La electrónica se tiñe de verde

Todo está cambiando en el mundo electrónico para teñirse de verde. En la estrategia de los fabricantes a la hora de diseñar sus PC, impresoras, procesadores… se valoran los materiales y se apuesta por lo menos agresivo desde el punto de vista ecológico. Entre los objetivos principales, el consumo responsable de energía con las mismas propiedades o funcionalidades.

IBM
Fotografía: cortesía de IBM.

Fabricar productos electrónicos verdes se está convirtiendo en una obligación en todo el mundo. Además de que hoy son más vendibles los productos que presumen de ser ecológicos, no hace falta enumerar los graves problemas ambientales que ocasionan no solo muchas formas de producción, sino los artículos en sí mismos durante su uso y los residuos que generan una vez que han dejado de funcionar.

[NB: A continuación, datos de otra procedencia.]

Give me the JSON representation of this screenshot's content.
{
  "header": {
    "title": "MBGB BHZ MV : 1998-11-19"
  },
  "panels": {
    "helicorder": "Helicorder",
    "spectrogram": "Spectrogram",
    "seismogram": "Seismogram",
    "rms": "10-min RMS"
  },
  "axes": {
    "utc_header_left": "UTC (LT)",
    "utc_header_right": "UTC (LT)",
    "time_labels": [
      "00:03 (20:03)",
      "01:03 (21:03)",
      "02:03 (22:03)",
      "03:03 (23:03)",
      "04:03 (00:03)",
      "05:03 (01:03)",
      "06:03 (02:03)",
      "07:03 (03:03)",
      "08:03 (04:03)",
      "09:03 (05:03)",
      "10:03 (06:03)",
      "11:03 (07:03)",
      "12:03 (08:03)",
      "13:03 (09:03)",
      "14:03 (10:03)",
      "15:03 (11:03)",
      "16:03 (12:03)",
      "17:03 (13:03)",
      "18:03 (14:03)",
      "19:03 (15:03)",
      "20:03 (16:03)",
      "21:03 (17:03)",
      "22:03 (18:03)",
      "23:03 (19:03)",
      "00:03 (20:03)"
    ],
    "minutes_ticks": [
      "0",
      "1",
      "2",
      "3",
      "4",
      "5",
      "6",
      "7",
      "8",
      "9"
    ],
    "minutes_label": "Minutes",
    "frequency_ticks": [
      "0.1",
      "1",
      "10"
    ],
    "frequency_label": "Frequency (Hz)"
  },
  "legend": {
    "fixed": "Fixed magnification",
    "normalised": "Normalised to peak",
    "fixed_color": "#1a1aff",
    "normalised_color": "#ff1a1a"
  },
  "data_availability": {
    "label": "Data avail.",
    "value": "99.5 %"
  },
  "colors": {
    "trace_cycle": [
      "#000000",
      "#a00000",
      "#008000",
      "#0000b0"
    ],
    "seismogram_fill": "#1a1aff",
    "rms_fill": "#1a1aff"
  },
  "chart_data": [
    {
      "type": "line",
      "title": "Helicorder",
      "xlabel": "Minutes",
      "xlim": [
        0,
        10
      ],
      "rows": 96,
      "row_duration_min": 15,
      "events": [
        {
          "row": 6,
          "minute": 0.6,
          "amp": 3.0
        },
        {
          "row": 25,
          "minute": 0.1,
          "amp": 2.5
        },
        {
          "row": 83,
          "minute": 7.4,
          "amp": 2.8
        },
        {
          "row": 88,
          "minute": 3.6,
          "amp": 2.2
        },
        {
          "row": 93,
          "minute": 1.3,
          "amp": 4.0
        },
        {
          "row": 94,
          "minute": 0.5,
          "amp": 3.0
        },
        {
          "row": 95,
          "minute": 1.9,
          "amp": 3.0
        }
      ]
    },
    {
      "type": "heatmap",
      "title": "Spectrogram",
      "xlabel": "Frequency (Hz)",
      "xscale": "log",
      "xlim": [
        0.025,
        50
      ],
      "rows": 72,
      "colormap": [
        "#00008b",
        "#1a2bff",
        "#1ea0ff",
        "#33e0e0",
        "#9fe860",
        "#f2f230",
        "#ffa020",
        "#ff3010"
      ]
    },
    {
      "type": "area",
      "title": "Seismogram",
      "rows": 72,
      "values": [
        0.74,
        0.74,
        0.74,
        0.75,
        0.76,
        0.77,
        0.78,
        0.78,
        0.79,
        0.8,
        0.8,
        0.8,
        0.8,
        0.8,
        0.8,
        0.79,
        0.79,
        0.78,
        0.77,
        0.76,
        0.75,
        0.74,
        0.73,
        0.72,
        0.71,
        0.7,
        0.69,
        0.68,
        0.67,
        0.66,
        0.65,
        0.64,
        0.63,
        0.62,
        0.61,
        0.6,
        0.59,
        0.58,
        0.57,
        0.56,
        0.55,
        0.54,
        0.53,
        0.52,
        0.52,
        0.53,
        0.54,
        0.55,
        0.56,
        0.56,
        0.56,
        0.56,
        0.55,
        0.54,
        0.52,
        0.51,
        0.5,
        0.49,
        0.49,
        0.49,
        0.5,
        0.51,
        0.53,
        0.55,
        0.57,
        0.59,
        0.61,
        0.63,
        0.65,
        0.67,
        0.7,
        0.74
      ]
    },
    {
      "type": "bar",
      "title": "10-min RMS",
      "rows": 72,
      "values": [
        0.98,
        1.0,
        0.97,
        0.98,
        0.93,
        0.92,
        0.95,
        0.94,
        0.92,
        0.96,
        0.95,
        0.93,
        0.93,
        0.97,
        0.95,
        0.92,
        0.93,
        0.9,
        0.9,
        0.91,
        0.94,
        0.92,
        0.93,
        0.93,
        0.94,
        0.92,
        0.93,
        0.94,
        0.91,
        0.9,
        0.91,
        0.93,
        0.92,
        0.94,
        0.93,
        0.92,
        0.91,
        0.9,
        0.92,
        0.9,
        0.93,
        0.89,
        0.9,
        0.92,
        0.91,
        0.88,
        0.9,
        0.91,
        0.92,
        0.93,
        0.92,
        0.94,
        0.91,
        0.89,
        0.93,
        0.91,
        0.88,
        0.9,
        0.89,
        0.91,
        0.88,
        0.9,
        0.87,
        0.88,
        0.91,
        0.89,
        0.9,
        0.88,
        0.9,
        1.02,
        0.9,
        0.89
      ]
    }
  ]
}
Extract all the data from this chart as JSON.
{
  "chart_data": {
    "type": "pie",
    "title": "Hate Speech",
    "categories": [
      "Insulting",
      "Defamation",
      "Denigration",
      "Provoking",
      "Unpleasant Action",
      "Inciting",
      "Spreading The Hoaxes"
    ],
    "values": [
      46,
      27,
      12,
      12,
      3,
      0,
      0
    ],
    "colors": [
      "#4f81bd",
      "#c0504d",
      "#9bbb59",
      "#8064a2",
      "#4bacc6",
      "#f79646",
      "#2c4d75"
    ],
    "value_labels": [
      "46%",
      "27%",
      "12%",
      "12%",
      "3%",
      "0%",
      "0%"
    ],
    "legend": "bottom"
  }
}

Las administraciones se han puesto serias al respecto con la aprobación de leyes tanto en la Unión Europea (UE), como en Estados Unidos y Asia, que exigen a los fabricantes que respeten el medio ambiente. Desde el 1 de julio de 2006 una directiva de la UE sobre restricciones en el uso de sustancias peligrosas en aparatos electrónicos (RoHS), prohíbe la venta de nuevos aparatos electrónicos cuyos componentes superen los niveles estipulados por la Normativa de Sustancias Peligrosas para el Medio Ambiente, tanto de metales pesados (plomo, cadmio y mercurio), como de anticorrosivos (cromo hexavalente) y retardantes (bifenilo polibromado, o PBB, y éter de difenilo polibromado, o PBDE).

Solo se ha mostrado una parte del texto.